22.9.14

Le boulot d'antan

Dans ce tout petit coin de Belgique, essentiellement ouvrier et frontalier avec la France, il n'était pas rare que l'on soit "briqu'teux" de père en fils, tout comme l'étaient, dans d'autres familles, les tisseurs qui allèrent travailler à Armentières, cité de la Toile toute proche, de l'autre côté de la Lys.

Vêtu d'un "bleu" et coiffé d'une petite casquette ronde à visière molle, le briqu'teux se rendait à la briqueterie à vélo, la "musette" sur le dos, contenant le casse-croûte et la gourde. Dans la rue du Touquet, encore pavée, très tôt le matin, on y voyait des "pelotons" de briquetiers à vélo qui se hâtaient de pédaler pour arriver avant que ne retentisse la sirène, à "moins cinq" encore focntionnelle aujourd'hui.

Photo… prétexte !   Déjà ! 
L'été, durant la pause de midi, les briquetiers se rassemblaient le long de la "Forge", en s'asseyant, le dos contre le mur, pour manger les grosses tartines garnies d'une belle tranche de lard. Au soleil, à ces quelques minutes de détente salutaire entrecoupées de bonnes blagues, de moqueries s'ajoutaient de fréquents appels, sifflés à l'adresse des demoiselles timides qui passaient en bicyclette, la jupe au vent. Ca leur donnait du coeur à l'ouvrage pour l'après-midi.

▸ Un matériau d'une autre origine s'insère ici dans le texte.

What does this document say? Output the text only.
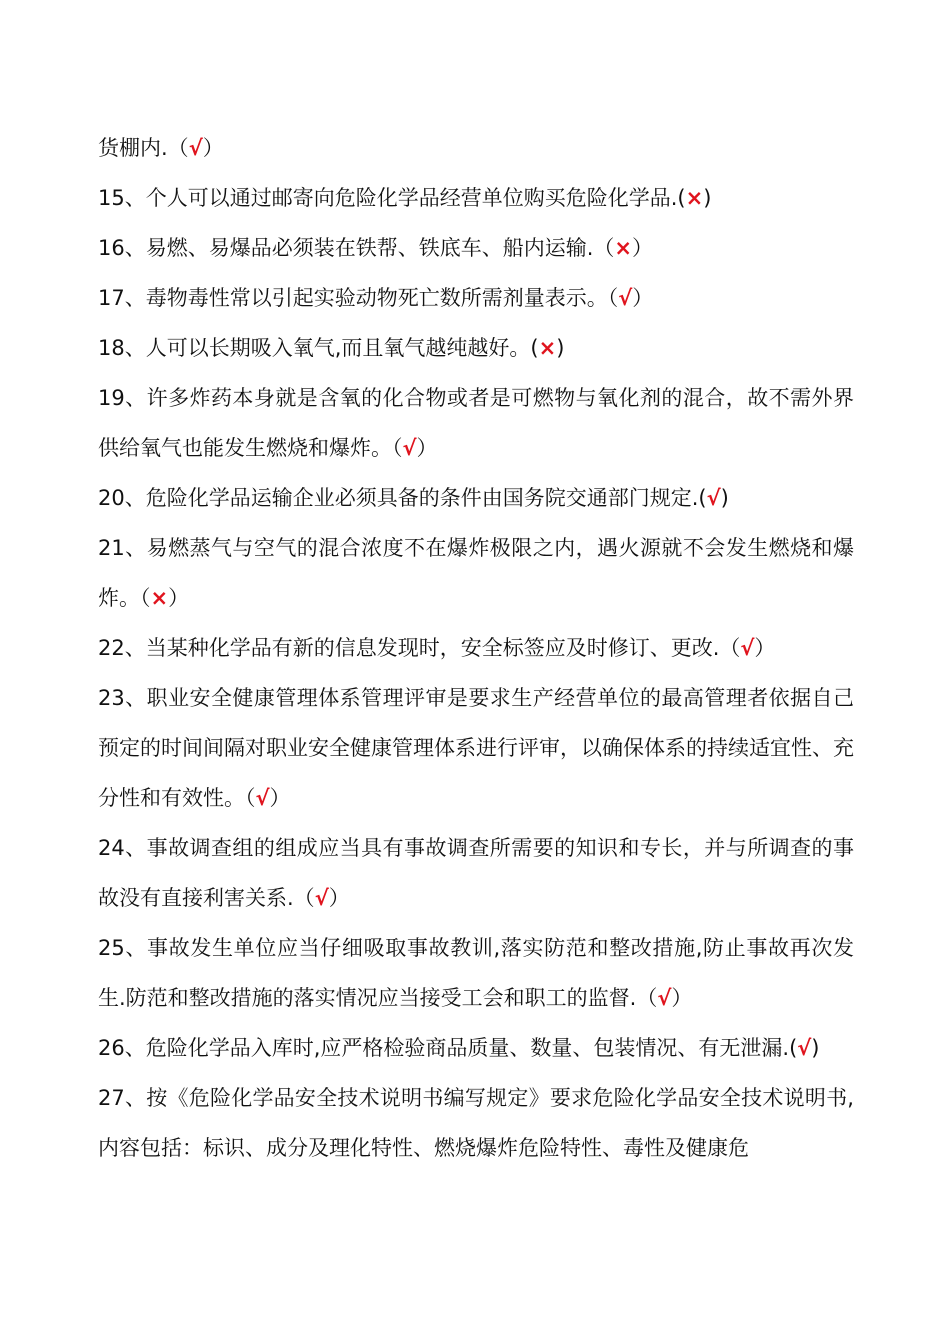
货棚内.（√）

15、个人可以通过邮寄向危险化学品经营单位购买危险化学品.(×)

16、易燃、易爆品必须装在铁帮、铁底车、船内运输.（×）

17、毒物毒性常以引起实验动物死亡数所需剂量表示。（√）

18、人可以长期吸入氧气,而且氧气越纯越好。(×)

19、许多炸药本身就是含氧的化合物或者是可燃物与氧化剂的混合，故不需外界供给氧气也能发生燃烧和爆炸。（√）

20、危险化学品运输企业必须具备的条件由国务院交通部门规定.(√)

21、易燃蒸气与空气的混合浓度不在爆炸极限之内，遇火源就不会发生燃烧和爆炸。（×）

22、当某种化学品有新的信息发现时，安全标签应及时修订、更改.（√）

23、职业安全健康管理体系管理评审是要求生产经营单位的最高管理者依据自己预定的时间间隔对职业安全健康管理体系进行评审，以确保体系的持续适宜性、充分性和有效性。（√）

24、事故调查组的组成应当具有事故调查所需要的知识和专长，并与所调查的事故没有直接利害关系.（√）

25、事故发生单位应当仔细吸取事故教训,落实防范和整改措施,防止事故再次发生.防范和整改措施的落实情况应当接受工会和职工的监督.（√）

26、危险化学品入库时,应严格检验商品质量、数量、包装情况、有无泄漏.(√)

27、按《危险化学品安全技术说明书编写规定》要求危险化学品安全技术说明书,内容包括：标识、成分及理化特性、燃烧爆炸危险特性、毒性及健康危
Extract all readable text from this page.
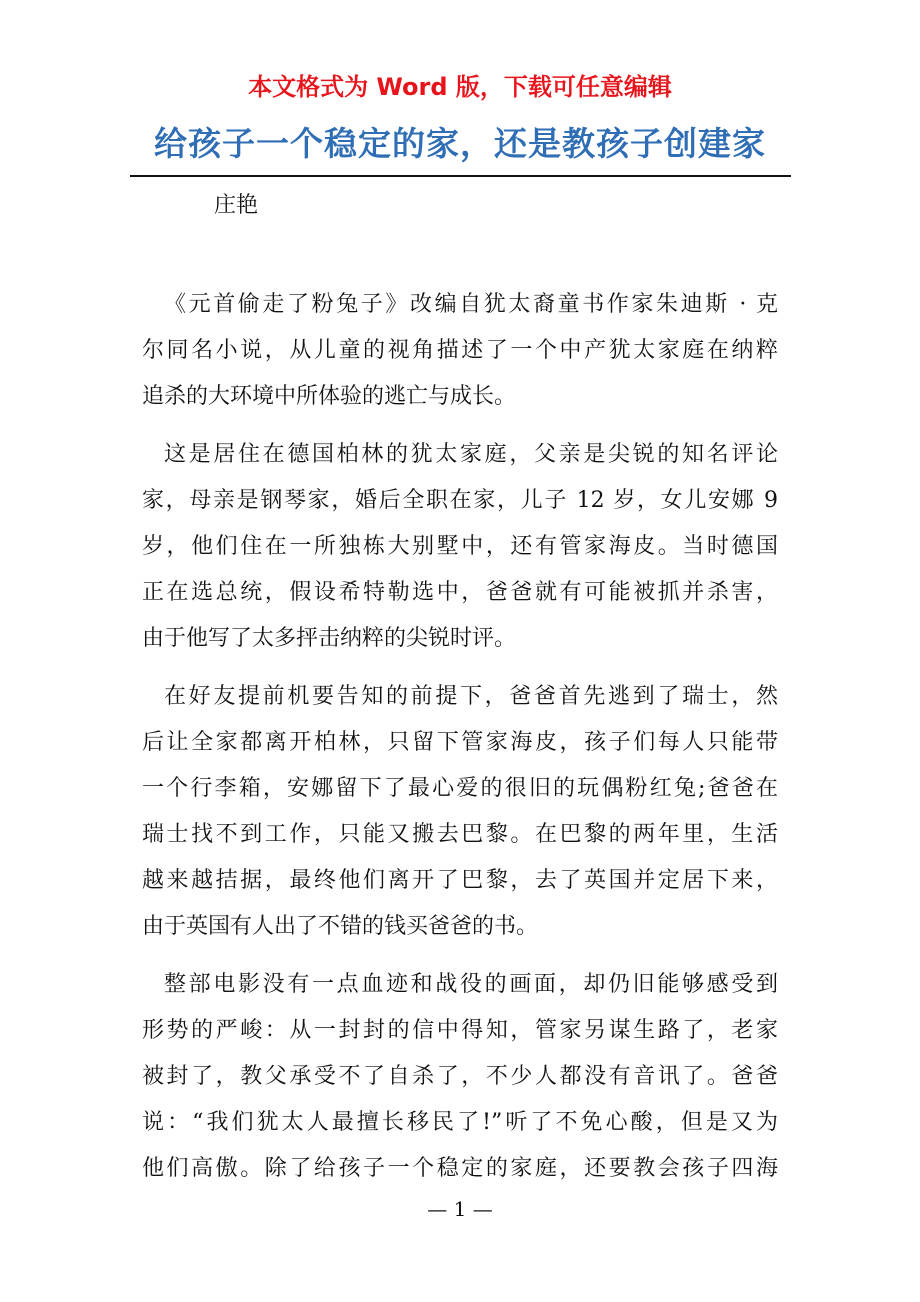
本文格式为 Word 版，下载可任意编辑
给孩子一个稳定的家，还是教孩子创建家
庄艳
《元首偷走了粉兔子》改编自犹太裔童书作家朱迪斯 · 克
尔同名小说，从儿童的视角描述了一个中产犹太家庭在纳粹
追杀的大环境中所体验的逃亡与成长。
这是居住在德国柏林的犹太家庭，父亲是尖锐的知名评论
家，母亲是钢琴家，婚后全职在家，儿子 12 岁，女儿安娜 9
岁，他们住在一所独栋大别墅中，还有管家海皮。当时德国
正在选总统，假设希特勒选中，爸爸就有可能被抓并杀害，
由于他写了太多抨击纳粹的尖锐时评。
在好友提前机要告知的前提下，爸爸首先逃到了瑞士，然
后让全家都离开柏林，只留下管家海皮，孩子们每人只能带
一个行李箱，安娜留下了最心爱的很旧的玩偶粉红兔;爸爸在
瑞士找不到工作，只能又搬去巴黎。在巴黎的两年里，生活
越来越拮据，最终他们离开了巴黎，去了英国并定居下来，
由于英国有人出了不错的钱买爸爸的书。
整部电影没有一点血迹和战役的画面，却仍旧能够感受到
形势的严峻：从一封封的信中得知，管家另谋生路了，老家
被封了，教父承受不了自杀了，不少人都没有音讯了。爸爸
说：“我们犹太人最擅长移民了!”听了不免心酸，但是又为
他们高傲。除了给孩子一个稳定的家庭，还要教会孩子四海
— 1 —
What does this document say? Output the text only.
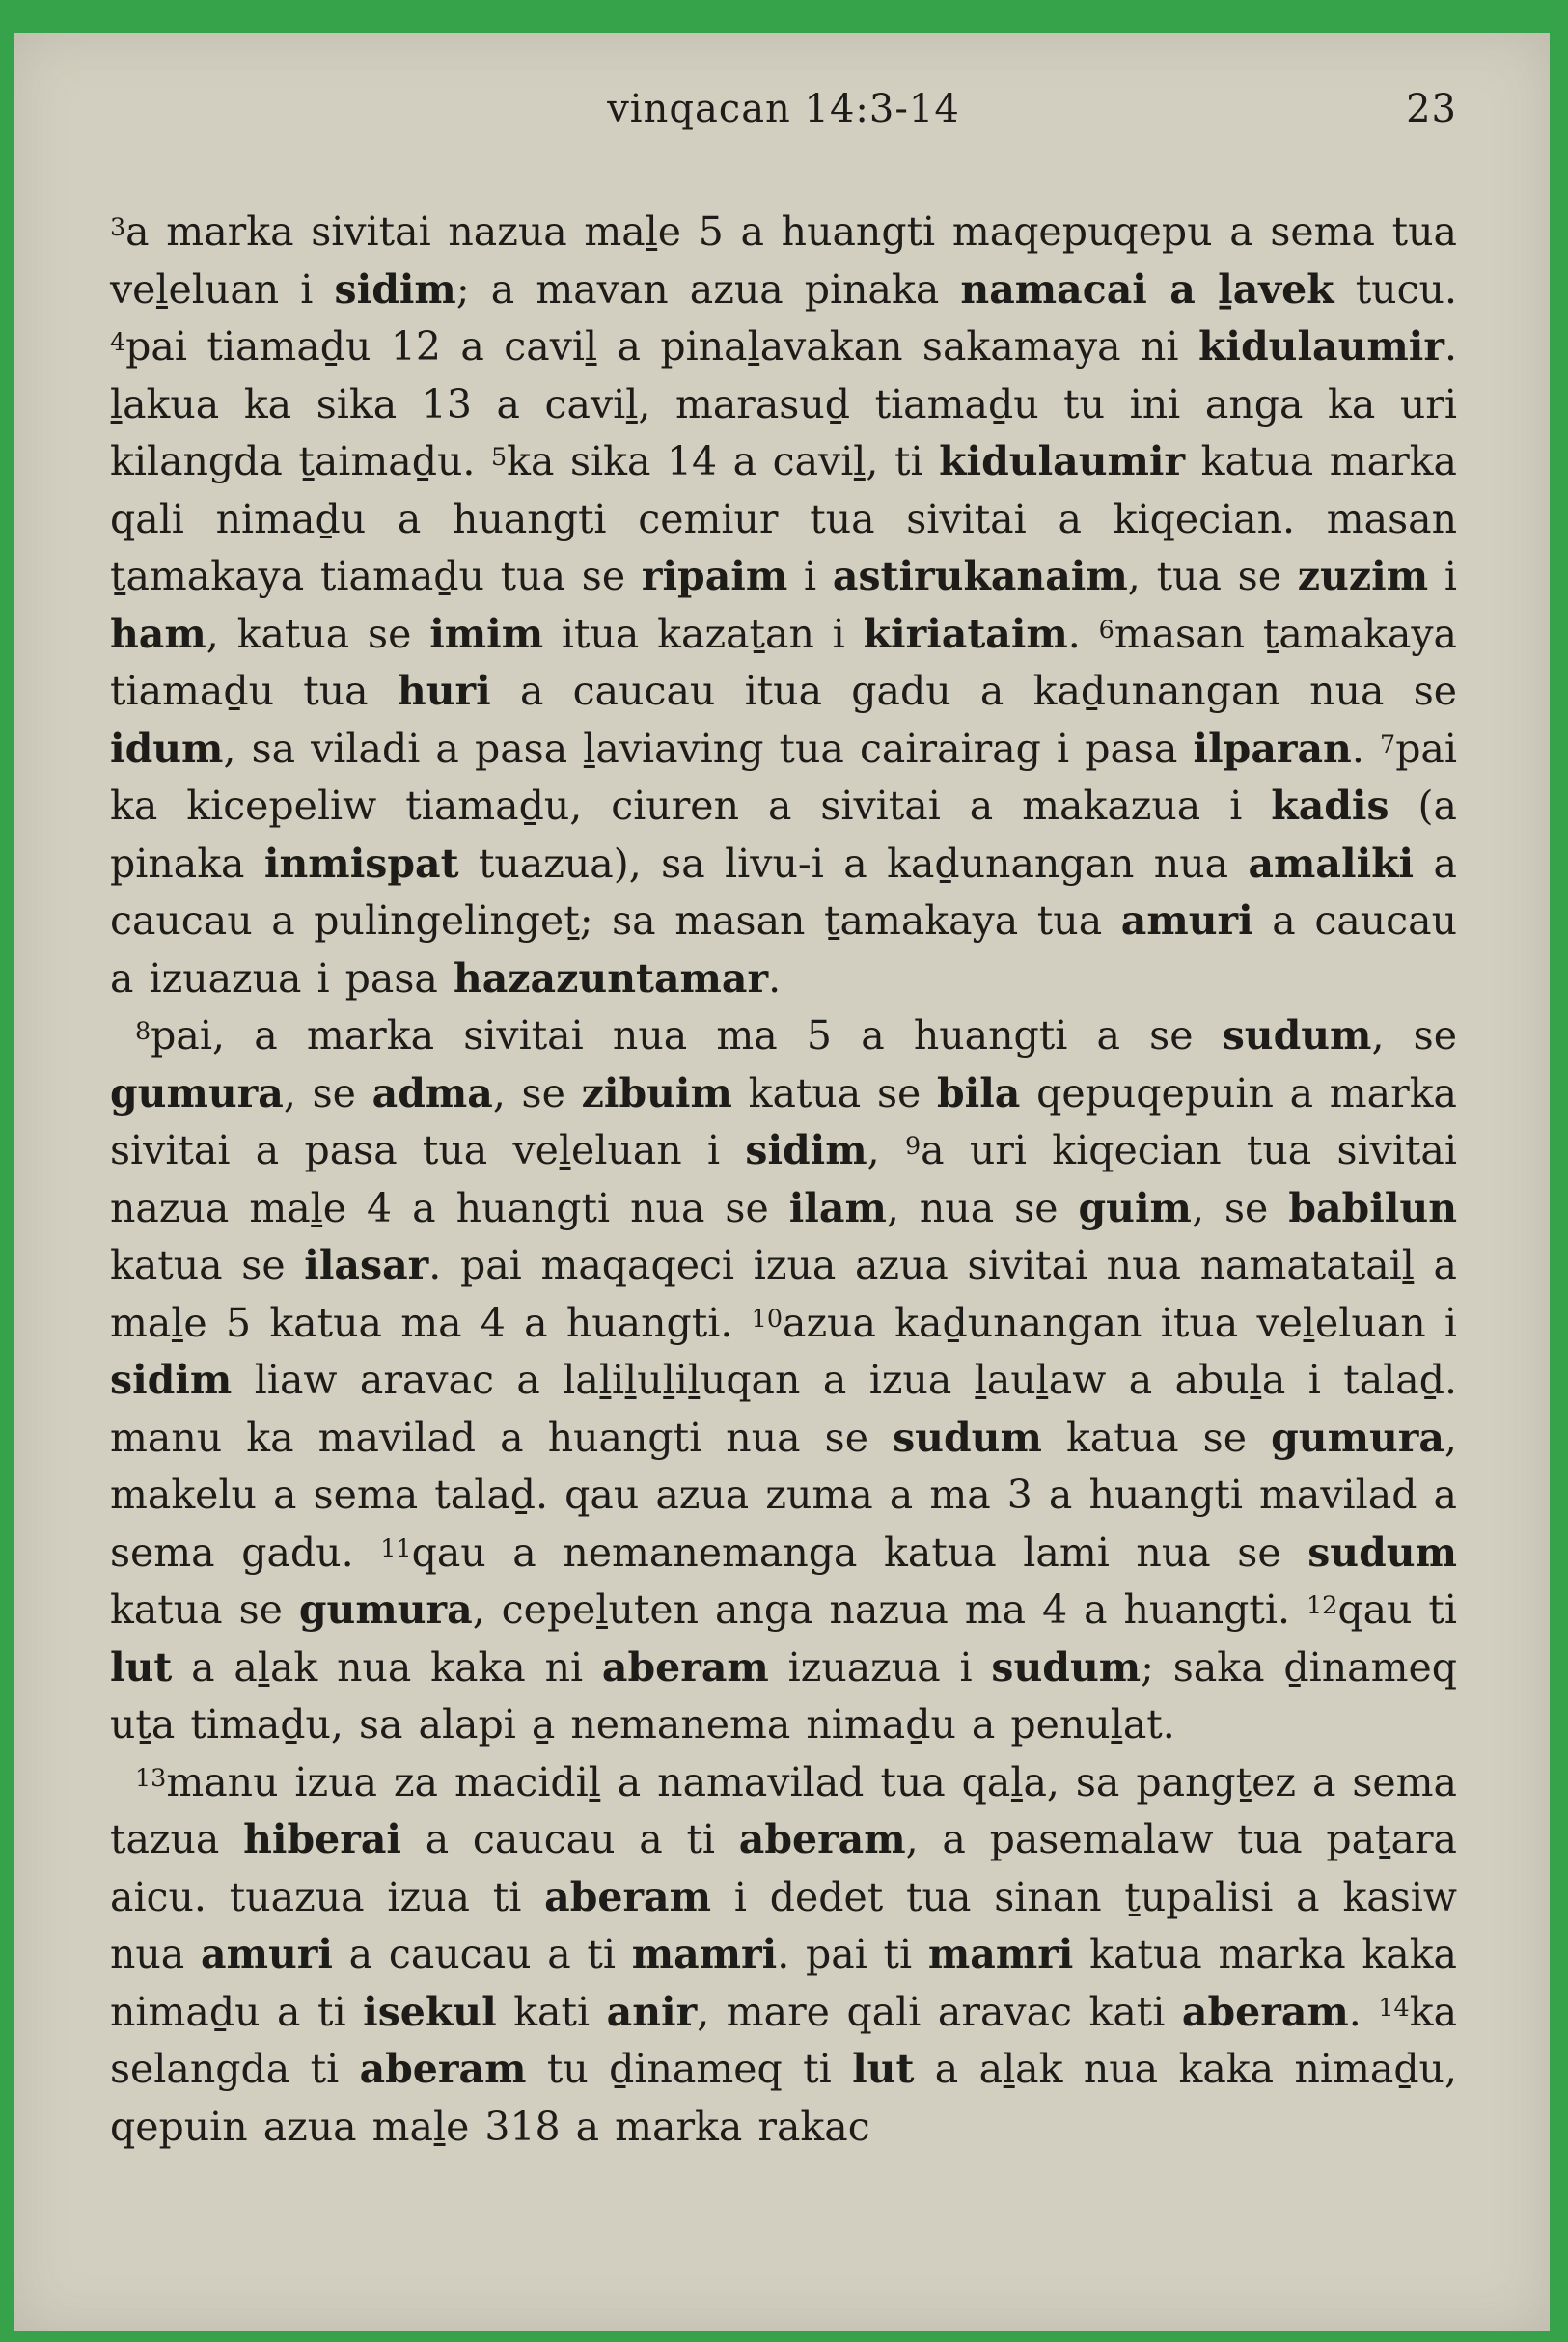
vinqacan 14:3-14	23

$^3$a marka sivitai nazua maḻe 5 a huangti maqepuqepu a sema tua veḻeluan i sidim; a mavan azua pinaka namacai a ḻavek tucu. $^4$pai tiamaḏu 12 a caviḻ a pinaḻavakan sakamaya ni kidulaumir. ḻakua ka sika 13 a caviḻ, marasuḏ tiamaḏu tu ini anga ka uri kilangda ṯaimaḏu. $^5$ka sika 14 a caviḻ, ti kidulaumir katua marka qali nimaḏu a huangti cemiur tua sivitai a kiqecian. masan ṯamakaya tiamaḏu tua se ripaim i astirukanaim, tua se zuzim i ham, katua se imim itua kazaṯan i kiriataim. $^6$masan ṯamakaya tiamaḏu tua huri a caucau itua gadu a kaḏunangan nua se idum, sa viladi a pasa ḻaviaving tua cairairag i pasa ilparan. $^7$pai ka kicepeliw tiamaḏu, ciuren a sivitai a makazua i kadis (a pinaka inmispat tuazua), sa livu-i a kaḏunangan nua amaliki a caucau a pulingelingeṯ; sa masan ṯamakaya tua amuri a caucau a izuazua i pasa hazazuntamar.

$^8$pai, a marka sivitai nua ma 5 a huangti a se sudum, se gumura, se adma, se zibuim katua se bila qepuqepuin a marka sivitai a pasa tua veḻeluan i sidim, $^9$a uri kiqecian tua sivitai nazua maḻe 4 a huangti nua se ilam, nua se guim, se babilun katua se ilasar. pai maqaqeci izua azua sivitai nua namatataiḻ a maḻe 5 katua ma 4 a huangti. $^{10}$azua kaḏunangan itua veḻeluan i sidim liaw aravac a laḻiḻuḻiḻuqan a izua ḻauḻaw a abuḻa i talaḏ. manu ka mavilad a huangti nua se sudum katua se gumura, makelu a sema talaḏ. qau azua zuma a ma 3 a huangti mavilad a sema gadu. $^{11}$qau a nemanemanga katua lami nua se sudum katua se gumura, cepeḻuten anga nazua ma 4 a huangti. $^{12}$qau ti lut a aḻak nua kaka ni aberam izuazua i sudum; saka ḏinameq uṯa timaḏu, sa alapi a̱ nemanema nimaḏu a penuḻat.

$^{13}$manu izua za macidiḻ a namavilad tua qaḻa, sa pangṯez a sema tazua hiberai a caucau a ti aberam, a pasemalaw tua paṯara aicu. tuazua izua ti aberam i dedet tua sinan ṯupalisi a kasiw nua amuri a caucau a ti mamri. pai ti mamri katua marka kaka nimaḏu a ti isekul kati anir, mare qali aravac kati aberam. $^{14}$ka selangda ti aberam tu ḏinameq ti lut a aḻak nua kaka nimaḏu, qepuin azua maḻe 318 a marka rakac
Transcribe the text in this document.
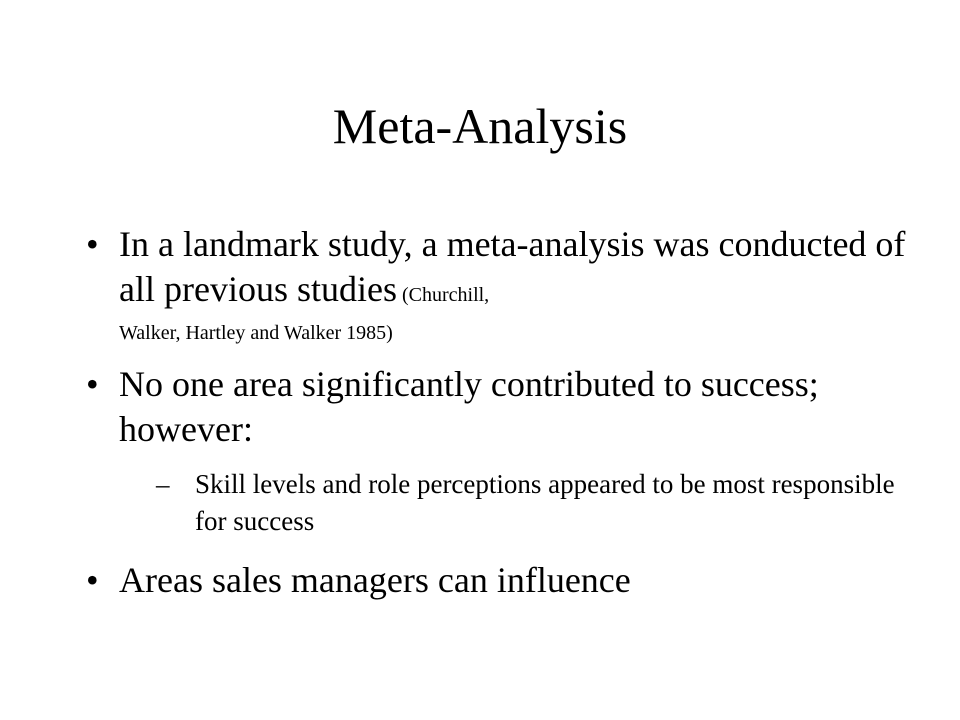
Meta-Analysis
• In a landmark study, a meta-analysis was conducted of all previous studies (Churchill,
Walker, Hartley and Walker 1985)
• No one area significantly contributed to success; however:
– Skill levels and role perceptions appeared to be most responsible for success
• Areas sales managers can influence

L'hiver, ou par temps pluvieux, la cantine jouxtant la rangée de maisons ouvrières pouvait les accueillir. Aménagée en un ordinaire estaminet d'après-guerre, elle était aussi un lieu de rencontre privilégié en fin de quinzaine, surtout lorsque les plus assoifés tenaient à venir y placer leur paie... dans le comptoir.

Au point de vue rendement au travail, le lundi était un jour spécial : il n'était pas rare de prolonger amplement les libations du dimanche en s'échangeant, dans leur savoureux patois, les toutes dernières nouvelles.
Mais le lendemain…  priorité au boulot ! Car le briq'teux savait faire la part des choses !



Le labeur du briquetier consistait surtout en un travail de manipulation : saisir une brique, fraichement moullée, bien sèche ou juste cuite encore toute chaude pour la déposer là, sur un rayon de séchoir ou sur un wagon, ou encore la jeter vers un camarade, lorsqu'il fallait les stocker en hauteur. Un métier dur qui mettait les hommes et des femmes à rude épreuve car... il fallait suivre la cadence des copains de travail et l'âge n'apportait aucun privilège. L'effort physique, dû un geste mille fois répété, engendrait fréquemment des maladies professionnelles localisées au niveau des vertèbres rendues douloureuses par la croissance de... "becs de perroquet".

Pour saisir les briques, parfois brûlantes au sortir du four, les briqu'teux s'enfilaient les doigts dans des "maniques" en caoutchouc découpées selon un modèle précis dans de grosses chambres à air : un petit morceau pour le pouce, une pièce plus grande pour les quatre autre doigts.

Le travail s'effectuait au rythme des saisons et les campagnes briquetières démarraient avec l'arrivée du printemps.